$X$ is locally compact, Hausdorff, and has a countable family of compact subsets covering $X$, then $X$ is second-countable Suppose $X$ is locally compact, Hausdorff, and has a countable family of compact subsets whose union is all of $X$. I want to show that $X$ is second-countable.
Suppose the family of countable compact subsets are labelled $C_i$, $i \in \Bbb N$, 
Then there are a couple of ideas that come to mind but I am having trouble putting it all together.
1) Taking the complements of the $C_i$ (problem: what if an element is in all of them, also the complements might not satisfy the requirements of a basis)
2) Using local compactness to say that every point has a compact set containing it with an open neighborhood (also containing it), but how will this relate to the $C_i$ ? 
Any hints appreciated. 
 A: It is not even true that compact Hausdorff spaces are second-countable. (Of course, a compact Hausdorff space is locally compact and can be covered by a countable family of compact subsets.)
An example is the ordinal space $[ 0 , \omega_1 ]$ (where $\omega_1$ denotes the least uncountable ordinal).


*

*As a linearly-ordered space, $[0 , \omega_1 ]$ is Hausdorff.

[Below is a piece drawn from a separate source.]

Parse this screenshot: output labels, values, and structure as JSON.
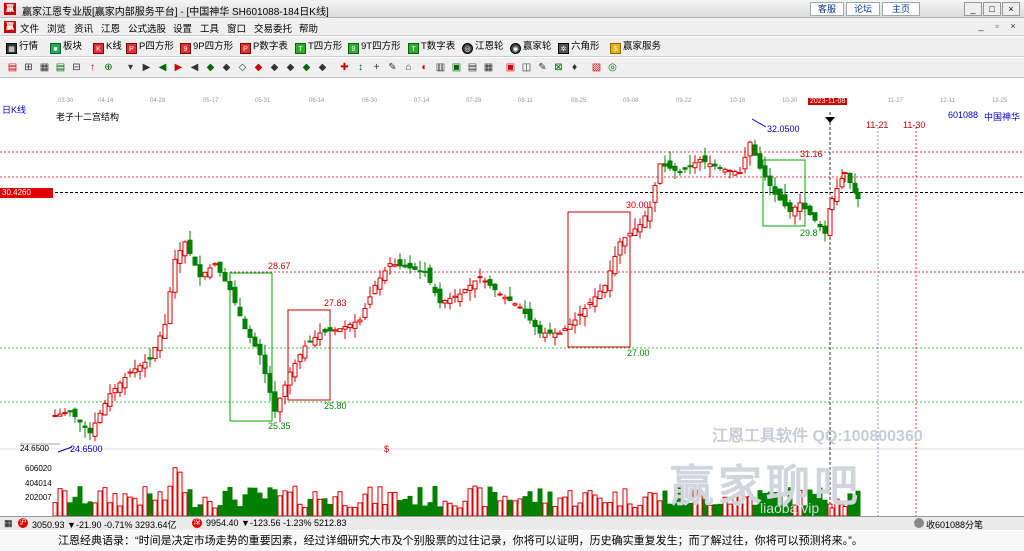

*Since $[0 , \omega_1]$ has a greatest element, it is compact (this is essentially because there are no infinite strictly decreasing sequences of ordinals).

*It is not second-countable because any base must include the singletons $\{ \alpha \}$ where $\alpha < \omega_1$ is a successor ordinal, and there are uncountably many of these.


More information about this space can be found on the following post on Dan Ma's Topology Blog:


*

*The First Uncountable Ordinal
(If you want a non-compact example of a locally compact σ-compact Hausdorff space that is not second-countable you can just take a disjoint union of countably-infinite copies of $[0,\omega_1]$.)
A: I think the following qualifies as a counterexample . . .

Let $k$ be a cardinal number with $k > c$, where $c=|\mathbb{R}|$.

Let $I=[0,1]$ with the usual topology, and let $X$ be the product of $k$ copies of $I$.

Then 


*

*$X$ is compact and Hausdorff.$\\[4pt]$

*$X$ is locally compact.$\\[4pt]$

*$X$ is covered by itself, so $X$ qualifies as being covered by a countable union of compact sets.$\\[4pt]$

*The cardinality of the topology on $X$ is greater than $c$ (since $k > c$).$\\[4pt]$
But $X$ is not second countable.

Suppose instead that $X$ had a countable base, $B$ say.

Then since every open subset of $X$ is the union of some subset of $B$, it would follow that the cardinality of the topology on $X$ is at most the cardinality of the power set of $B$, hence at most $c$, contradiction.